In the language of my bestiary, “vulture” is a misnomer for the behavior of the funds that pursue Argentina in the name of the holdout investors from whom they bought unredeemed bonds at bargain prices. In the ecosystem of the savannah, there is another animal –this time a mammal
—that benefits from the lions’ hunt and drives away all other scavengers, like the vultures, from the carcass of dead prey. This animal has an even worse reputation than the vultures. It is the hyena. Once again I consult my trusted Wikipedia:
“Although phylogenetically close to felines and viverrids, hyenas are behaviorally and morphologically similar to canines in several aspects. […] Although long reputed to be cowardly scavengers, hyenas, especially spotted hyenas, kill much of the food they eat, and have been known to drive off leopards or lionesses from their kills. […] Hyenas feature prominently in the folklore and mythology of human cultures. Hyenas are mostly viewed with fear and contempt, as well as being associated with witchcraft, as their body parts are used as ingredients in traditional medicine. Among the beliefs held by some cultures, hyenas are thought to influence people’s spirits, rob graves, and steal livestock and children.”
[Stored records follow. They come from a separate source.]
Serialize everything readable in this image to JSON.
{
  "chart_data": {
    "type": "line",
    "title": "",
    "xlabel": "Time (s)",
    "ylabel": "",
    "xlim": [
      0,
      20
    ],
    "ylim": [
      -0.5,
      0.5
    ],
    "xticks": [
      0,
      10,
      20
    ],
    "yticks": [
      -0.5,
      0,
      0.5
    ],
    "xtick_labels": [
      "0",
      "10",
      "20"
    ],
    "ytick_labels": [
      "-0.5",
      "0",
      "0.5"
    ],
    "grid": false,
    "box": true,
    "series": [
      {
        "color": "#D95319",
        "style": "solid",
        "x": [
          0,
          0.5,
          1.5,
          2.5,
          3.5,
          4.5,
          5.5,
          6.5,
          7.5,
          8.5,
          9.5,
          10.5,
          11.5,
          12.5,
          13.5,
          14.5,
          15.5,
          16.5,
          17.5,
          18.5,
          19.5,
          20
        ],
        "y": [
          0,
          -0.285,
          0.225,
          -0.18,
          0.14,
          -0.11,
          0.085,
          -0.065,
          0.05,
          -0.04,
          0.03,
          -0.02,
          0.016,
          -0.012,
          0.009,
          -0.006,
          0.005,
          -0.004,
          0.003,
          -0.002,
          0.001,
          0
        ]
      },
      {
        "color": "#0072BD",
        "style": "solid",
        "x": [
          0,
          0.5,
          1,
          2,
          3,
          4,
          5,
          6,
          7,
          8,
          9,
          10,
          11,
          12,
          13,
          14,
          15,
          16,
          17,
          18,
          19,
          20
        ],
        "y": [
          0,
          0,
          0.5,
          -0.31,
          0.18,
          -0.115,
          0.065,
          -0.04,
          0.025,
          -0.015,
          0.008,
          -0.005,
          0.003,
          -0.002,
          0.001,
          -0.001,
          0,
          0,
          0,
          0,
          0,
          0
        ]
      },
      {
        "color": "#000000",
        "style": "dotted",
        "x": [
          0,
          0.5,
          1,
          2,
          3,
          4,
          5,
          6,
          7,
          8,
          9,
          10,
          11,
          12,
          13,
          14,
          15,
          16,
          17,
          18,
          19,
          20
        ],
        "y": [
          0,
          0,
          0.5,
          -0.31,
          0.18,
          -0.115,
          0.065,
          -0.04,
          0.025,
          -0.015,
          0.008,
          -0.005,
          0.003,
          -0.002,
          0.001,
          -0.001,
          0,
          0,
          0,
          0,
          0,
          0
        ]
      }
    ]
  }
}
Because hyenas let the lions do the heavy work of hunting and killing, and then try to steal the prey, their behavior has been called cryptoparasitic.
Therefore, I propose a new name for the hitherto labeled “vulture funds.”
The more appropriate term would be “Hyena funds.”
The hyenas and their allies and spokepersons maintain that the newest default will be “disastrous” for Argentina, with such consequences like a further exile of the country from capital markets, higher borrowing costs, an increase in inflation (which is already high), and a delay in the development of the national energy sector, in particular the rich reserves of natural gas in Patagonia. But they forget one thing: They will have cut their noses to spite their face. The game has changed, and the effects are not very dramatic or visible.
During more than a decade Argentina has survived the first default and has managed to self-finance. In the case of the second default, it may very well find other sources of finance in a world where the power of the dollar as the international reserve currency is being eroded, and in which the geopolitical balance of power is shifting to the East. New alliances are emerging, in some cases bypassing the United States, and new multilateral financial organizations are being born, especially among the BRICS.
In the current game of chicken Argentina did not blink, and the consequences are uncertain for all parties concerned. Some observers have stated that, like Samson, Argentina is letting the temple fall down on herself, but it will bury her rivals in the rubble as well.
Vulpes vulpes: International lawyers are happy no matter what.
A third logic may in the end prevail, in which the holdouts may be forced to compromise. That would depend on whether or not the “foxes” (skilled international negotiators, especially international lawyers) will intervene and package a face-saving solution. At the moment, international lawyers are quite happy, since they stand to reap huge fees in the quiet (fox-like) negotiations that will take place at least until January of 2015, in which some of the unacceptable consequences for the country will have been superseded.
Finally, dear reader, there is another reason why I have traded the name “vulture” for “hyena” in my imaginary bestiary. Our condor, a majestic vulture, which roams above the highest mountain peaks, can fly as high as 7,000 meters, and is the largest bird of all, is an Andean, and also Argentinean, symbol of sovereignty and pride.